England, France, and Holland.

An examination of the comparative wealth and state revenues of the three countries would show the relative position of England to be still less favourable. Although the commerce of this country had increased during the reign of James, the royal revenue, except that drawn from the customs, had remained nearly stationary, while the administration was more extravagant than that of Elizabeth, and the salaries of officials and the prices of materials and labour were higher, owing to the influx of the precious metals. The wars of France and the Netherlands had indirectly given room for expansion to English commercial and speculative activity; but, in the one case, the reign of Henry IV, and, in the other, the truce with Spain had enabled both countries to meet their rival on more equal terms. The same causes operated throughout the reign of Charles, for it may be held that the place of England as a naval power in 1642 was even relatively lower than in 1625; and this without reference to the question of good or bad government, for any attempt to maintain a maritime supremacy comparative to the last years of the sixteenth century would have entailed national bankruptcy. That strength was a temporary and, in a sense, artificial condition, attributable not to the actual power or resources of the country, but to the momentary cessation of the compression of mercantile rivalry and competition, to the stimulus due to the increase of circulating coin, and in a lesser degree, to the wave of moral exaltation then moving the Teutonic races.[945] Indeed, it may be said in favour of the ship-money writs that but for the fleets they enabled Charles to send to sea, and so present a semblance of power, the strife with France and Holland might have been precipitated by nearly half a century.
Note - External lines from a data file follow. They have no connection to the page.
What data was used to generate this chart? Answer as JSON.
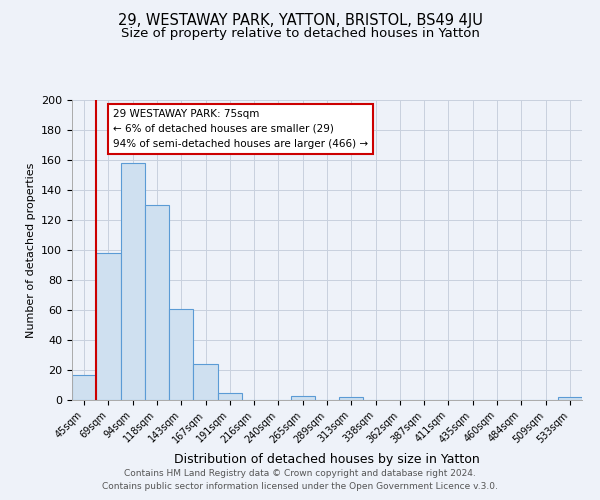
{
  "title_line1": "29, WESTAWAY PARK, YATTON, BRISTOL, BS49 4JU",
  "title_line2": "Size of property relative to detached houses in Yatton",
  "xlabel": "Distribution of detached houses by size in Yatton",
  "ylabel": "Number of detached properties",
  "footer_line1": "Contains HM Land Registry data © Crown copyright and database right 2024.",
  "footer_line2": "Contains public sector information licensed under the Open Government Licence v.3.0.",
  "bin_labels": [
    "45sqm",
    "69sqm",
    "94sqm",
    "118sqm",
    "143sqm",
    "167sqm",
    "191sqm",
    "216sqm",
    "240sqm",
    "265sqm",
    "289sqm",
    "313sqm",
    "338sqm",
    "362sqm",
    "387sqm",
    "411sqm",
    "435sqm",
    "460sqm",
    "484sqm",
    "509sqm",
    "533sqm"
  ],
  "bar_heights": [
    17,
    98,
    158,
    130,
    61,
    24,
    5,
    0,
    0,
    3,
    0,
    2,
    0,
    0,
    0,
    0,
    0,
    0,
    0,
    0,
    2
  ],
  "bar_color": "#cfe0f0",
  "bar_edge_color": "#5b9bd5",
  "annotation_title": "29 WESTAWAY PARK: 75sqm",
  "annotation_line2": "← 6% of detached houses are smaller (29)",
  "annotation_line3": "94% of semi-detached houses are larger (466) →",
  "annotation_box_edge": "#cc0000",
  "red_line_color": "#cc0000",
  "ylim": [
    0,
    200
  ],
  "yticks": [
    0,
    20,
    40,
    60,
    80,
    100,
    120,
    140,
    160,
    180,
    200
  ],
  "bg_color": "#eef2f9",
  "grid_color": "#c8d0de",
  "title1_fontsize": 10.5,
  "title2_fontsize": 9.5,
  "footer_fontsize": 6.5
}
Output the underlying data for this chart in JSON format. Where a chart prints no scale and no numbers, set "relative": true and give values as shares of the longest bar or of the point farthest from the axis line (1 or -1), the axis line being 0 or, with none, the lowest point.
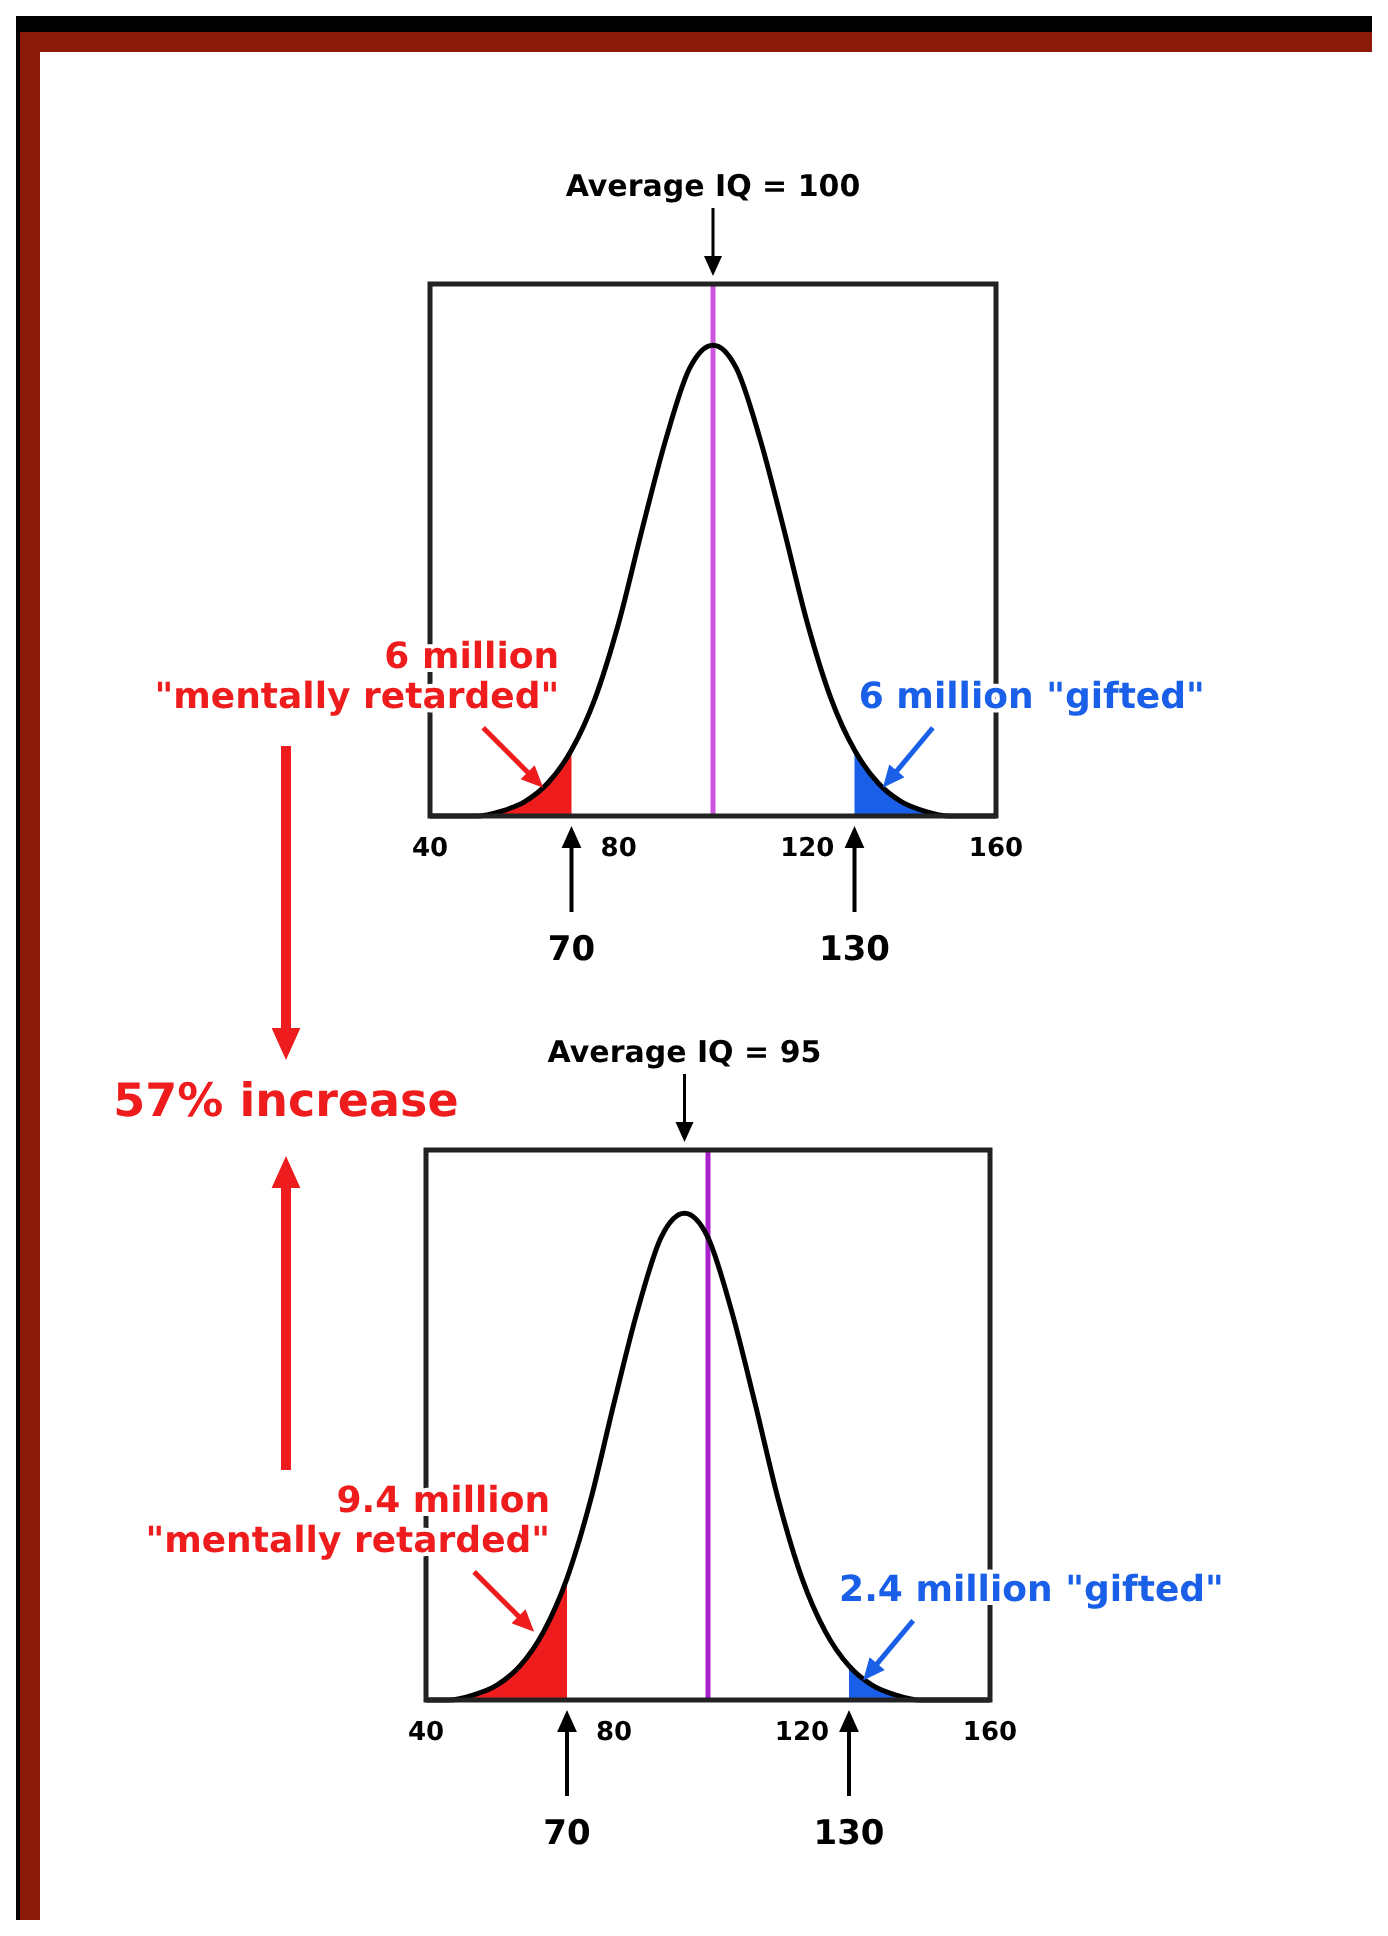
{
  "chart_data": [
    {
      "type": "line",
      "relative": true,
      "xlim": [
        40,
        160
      ],
      "xticks": [
        40,
        80,
        120,
        160
      ],
      "grid": false,
      "series": [
        {
          "type": "area",
          "color": "#ee1c1c",
          "x": [
            40,
            45,
            50,
            55,
            60,
            65,
            70
          ],
          "values": [
            0,
            0,
            0,
            0.01,
            0.03,
            0.07,
            0.14
          ]
        },
        {
          "type": "area",
          "color": "#1a5fe8",
          "x": [
            130,
            135,
            140,
            145,
            150,
            155,
            160
          ],
          "values": [
            0.14,
            0.07,
            0.03,
            0.01,
            0,
            0,
            0
          ]
        },
        {
          "type": "line",
          "color": "#000000",
          "x": [
            40,
            45,
            50,
            55,
            60,
            65,
            70,
            75,
            80,
            85,
            90,
            95,
            100,
            105,
            110,
            115,
            120,
            125,
            130,
            135,
            140,
            145,
            150,
            155,
            160
          ],
          "values": [
            0,
            0,
            0,
            0.01,
            0.03,
            0.07,
            0.14,
            0.25,
            0.41,
            0.61,
            0.8,
            0.95,
            1,
            0.95,
            0.8,
            0.61,
            0.41,
            0.25,
            0.14,
            0.07,
            0.03,
            0.01,
            0,
            0,
            0
          ]
        }
      ],
      "ref_lines": [
        {
          "axis": "x",
          "value": 100,
          "color": "#cc55dd"
        }
      ],
      "annotations": [
        "Average IQ = 100",
        "70",
        "130",
        {
          "text": "6 million\n\"mentally retarded\"",
          "x": 64,
          "y": 0.06
        },
        {
          "text": "6 million \"gifted\"",
          "x": 136,
          "y": 0.06
        },
        "57% increase"
      ]
    },
    {
      "type": "line",
      "relative": true,
      "xlim": [
        40,
        160
      ],
      "xticks": [
        40,
        80,
        120,
        160
      ],
      "grid": false,
      "series": [
        {
          "type": "area",
          "color": "#ee1c1c",
          "x": [
            40,
            45,
            50,
            55,
            60,
            65,
            70
          ],
          "values": [
            0,
            0,
            0.01,
            0.03,
            0.07,
            0.14,
            0.25
          ]
        },
        {
          "type": "area",
          "color": "#1a5fe8",
          "x": [
            130,
            135,
            140,
            145,
            150,
            155,
            160
          ],
          "values": [
            0.07,
            0.03,
            0.01,
            0,
            0,
            0,
            0
          ]
        },
        {
          "type": "line",
          "color": "#000000",
          "x": [
            40,
            45,
            50,
            55,
            60,
            65,
            70,
            75,
            80,
            85,
            90,
            95,
            100,
            105,
            110,
            115,
            120,
            125,
            130,
            135,
            140,
            145,
            150,
            155,
            160
          ],
          "values": [
            0,
            0,
            0.01,
            0.03,
            0.07,
            0.14,
            0.25,
            0.41,
            0.61,
            0.8,
            0.95,
            1,
            0.95,
            0.8,
            0.61,
            0.41,
            0.25,
            0.14,
            0.07,
            0.03,
            0.01,
            0,
            0,
            0,
            0
          ]
        }
      ],
      "ref_lines": [
        {
          "axis": "x",
          "value": 100,
          "color": "#aa22cc"
        }
      ],
      "annotations": [
        "Average IQ = 95",
        "70",
        "130",
        {
          "text": "9.4 million\n\"mentally retarded\"",
          "x": 63,
          "y": 0.14
        },
        {
          "text": "2.4 million \"gifted\"",
          "x": 133,
          "y": 0.04
        }
      ]
    }
  ]
}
That they had some such intimidating influence was shown by the care taken by the French fleets, also cruising, to avoid meeting them, and the efforts of the French court to evade the question of the dominion of the narrow seas.

It was fortunate for England that the troubles of the Fronde coincided with the first Dutch war, for had the strength of France been then thrown into the balance against fleets and dockyards still organised on a Tudor scale, which had undergone little expansion during two reigns, the maritime glory of this country might have had an early end. Even if Charles had not quarrelled with his parliaments, no grants of theirs could have kept pace with the rapid growth of French prosperity; in 1609, after paying off an enormous amount of crown debts, the yearly revenue was 20,000,000 livres,[946] and in 1645 it was £3,560,000.[947] The ordinary revenue of the English crown in 1610 was £461,000, in 1623 £539,000, in 1635 £618,000,[948] and for the five years from 1637 to 1641 it averaged £895,000 a year, exclusive of ship money.[949] It has been difficult to obtain any statistics for the United Provinces, but, as the trade and commercial marine on which they relied were greater than those of England, it is obvious that a contest with France alone would have overwhelmingly strained our resources during the reign of Charles I, and that an alliance of the two states would, in all probability, have been most disastrous to us. M. Lefèvre Pontalis indeed, in the first chapter of his ‘Vie de Jean de Witt,’ states exactly that the Dutch merchant marine comprised 10,000 sail and 168,000 men; but, as he gives no authority and may be referring to any one of the first seventy-five years of the seventeenth century, the information in that form is valueless for purposes of comparison.[950]